As indicated by the thermal denaturation and fluorescence studies, the duplexes ON2/ON7 and ON2/ON9 are too stable to be termed easily denaturing nucleic acids and are therefore expected to be inefficient as transcription start inhibitors. However, an efficient inhibition of transcription start was observed with these two duplexes. The melting temperatures of these complexes were very close to the temperature of the RNA polymerase assay (37°C). It is therefore speculated that either partial melting of these duplexes at 37°C or unspecific interactions in the RNA polymerase/dsDNA/inhibitors complex led to increased inhibition efficiency. We observed that insertion of an intercalator and thereby a decreased duplex thermal stability led to a considerable enhancement of inhibition from 25% for ds2′-OMe-RNA (ON4/ON9) to 96% for intercalating ds2′-OMe-RNA (ON2/ON7). We do not believe that targeting with these ONs as duplexes is likely. It is possible to envision that melting of ds2′-OMe-RNA with P insertions might also be mediated by the open complex. In order to evaluate unspecific interactions of pyrene bearing ONs with polymerase we performed fluorescence experiments with ON2, ON7, ON3, ON8, 128mer dsDNA and with addition of E.coli polymerase at 37°C. Unfortunately, the results were unsuccessful so assessment about interactions and positions of intercalators covalently attached to ONs inside of the open complex needs more detailed investigations using for example crystallographic analysis. It should also be mentioned that depending on the nature of the RNA polymerase and open complex (34) the effect of unspecific binding driven by intercalating units might differ. The use of either single-stranded or double-stranded ONs according to the size of the open complex and derivatization of ONs to make additional interactions with the RNA polymerase widens the possibilities of creating sequence-specific and promoter-specific inhibitors of RNA transcription. The recent evidence of gene expression inhibition at transcription start sites on mammalian cells (24,25) is a promising indication of further development of this approach. The screening of ON inhibitors for different polymerases should be more effective if using a larger library of ONs. Therefore, the synthesis of ON library with the possibilities for post-synthetic modifications is highly desirable as an alternative to the routine and time-consuming oligosynthesis performed nowadays.

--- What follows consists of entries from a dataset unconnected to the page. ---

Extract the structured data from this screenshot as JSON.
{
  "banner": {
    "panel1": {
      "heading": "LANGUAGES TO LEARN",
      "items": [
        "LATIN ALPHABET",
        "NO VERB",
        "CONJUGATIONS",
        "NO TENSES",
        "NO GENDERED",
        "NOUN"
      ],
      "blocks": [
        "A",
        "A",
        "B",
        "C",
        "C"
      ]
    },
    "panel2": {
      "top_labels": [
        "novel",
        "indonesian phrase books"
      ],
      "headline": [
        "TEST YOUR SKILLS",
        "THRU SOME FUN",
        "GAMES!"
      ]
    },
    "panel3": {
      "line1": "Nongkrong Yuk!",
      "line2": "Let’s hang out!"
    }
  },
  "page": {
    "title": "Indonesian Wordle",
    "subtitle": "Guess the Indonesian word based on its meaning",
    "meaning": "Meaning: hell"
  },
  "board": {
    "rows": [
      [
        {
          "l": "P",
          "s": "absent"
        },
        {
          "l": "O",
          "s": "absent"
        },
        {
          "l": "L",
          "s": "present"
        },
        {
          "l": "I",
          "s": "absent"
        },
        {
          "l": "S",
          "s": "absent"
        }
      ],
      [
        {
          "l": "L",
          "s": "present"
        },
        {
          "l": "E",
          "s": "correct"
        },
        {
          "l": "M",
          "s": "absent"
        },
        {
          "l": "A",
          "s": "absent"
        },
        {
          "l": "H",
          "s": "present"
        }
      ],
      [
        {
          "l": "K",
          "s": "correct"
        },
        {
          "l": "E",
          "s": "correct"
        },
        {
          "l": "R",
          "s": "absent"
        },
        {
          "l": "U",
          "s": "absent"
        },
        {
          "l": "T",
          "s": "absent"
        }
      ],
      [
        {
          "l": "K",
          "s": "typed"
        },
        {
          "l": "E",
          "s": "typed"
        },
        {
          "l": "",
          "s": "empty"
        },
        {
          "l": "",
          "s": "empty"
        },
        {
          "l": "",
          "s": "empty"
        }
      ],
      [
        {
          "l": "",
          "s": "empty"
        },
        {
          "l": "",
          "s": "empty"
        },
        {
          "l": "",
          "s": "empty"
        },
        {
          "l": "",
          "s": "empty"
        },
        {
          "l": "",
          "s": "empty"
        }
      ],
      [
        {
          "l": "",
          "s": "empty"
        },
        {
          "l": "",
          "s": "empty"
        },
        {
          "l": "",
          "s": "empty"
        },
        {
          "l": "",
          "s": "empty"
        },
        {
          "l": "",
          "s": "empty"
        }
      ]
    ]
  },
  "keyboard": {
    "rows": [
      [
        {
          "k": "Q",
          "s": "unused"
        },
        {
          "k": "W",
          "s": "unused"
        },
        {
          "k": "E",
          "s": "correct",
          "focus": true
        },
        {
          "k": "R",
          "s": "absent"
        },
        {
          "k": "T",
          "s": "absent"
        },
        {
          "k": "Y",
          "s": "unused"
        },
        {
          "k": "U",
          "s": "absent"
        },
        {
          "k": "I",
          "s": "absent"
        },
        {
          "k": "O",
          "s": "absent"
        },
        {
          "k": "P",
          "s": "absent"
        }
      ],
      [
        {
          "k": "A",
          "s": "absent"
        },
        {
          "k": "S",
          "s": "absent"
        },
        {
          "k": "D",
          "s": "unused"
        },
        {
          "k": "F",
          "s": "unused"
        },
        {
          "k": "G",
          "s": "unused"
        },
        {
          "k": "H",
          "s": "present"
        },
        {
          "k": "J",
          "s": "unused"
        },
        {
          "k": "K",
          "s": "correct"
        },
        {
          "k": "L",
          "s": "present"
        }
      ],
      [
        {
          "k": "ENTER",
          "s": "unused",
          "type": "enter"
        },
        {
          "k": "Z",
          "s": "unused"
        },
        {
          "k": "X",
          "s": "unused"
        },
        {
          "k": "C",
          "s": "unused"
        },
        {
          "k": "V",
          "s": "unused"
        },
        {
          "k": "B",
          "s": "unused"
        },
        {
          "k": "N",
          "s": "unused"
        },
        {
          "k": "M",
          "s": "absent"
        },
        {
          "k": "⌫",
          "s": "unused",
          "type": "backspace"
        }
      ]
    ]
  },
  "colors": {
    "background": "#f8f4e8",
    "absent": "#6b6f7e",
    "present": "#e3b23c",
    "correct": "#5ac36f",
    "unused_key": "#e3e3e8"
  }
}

In conclusion, we have synthesized 5 and 8mer ONs comprising INA monomer (P) in a combination with 2′-OMe-RNA and DNA and evaluated their ability to target both 8mer dsDNA and 128mer dsDNA. Using fluorescence and thermal stability studies, a number of easily denaturing nucleic acids were found that were able to bind sequence-selectively to dsDNA of the same size. Using E.coli RNA polymerase and a lac UV-5 promoter the inhibition of transcription start was evaluated for the synthesized ONs on 128mer dsDNA. For the first time an inhibition of transcription start was observed for sequences based on DNA structures possessing several pyrene units. We also found that insertion of the intercalator P in ds2′-OMe-RNA was a prerequisite to exhibit high transcription inhibition efficiency. When the 8mer DNA sequence with three bulged insertions of P and complementary to the positions +36 to +43 of the template strand, a truncated RNA transcript (ca. 35mer) was observed as the main product. The latter finding encourages the performance of further studies devoted to the use of INA in RNA transcription assays for the development of new therapeutic systems.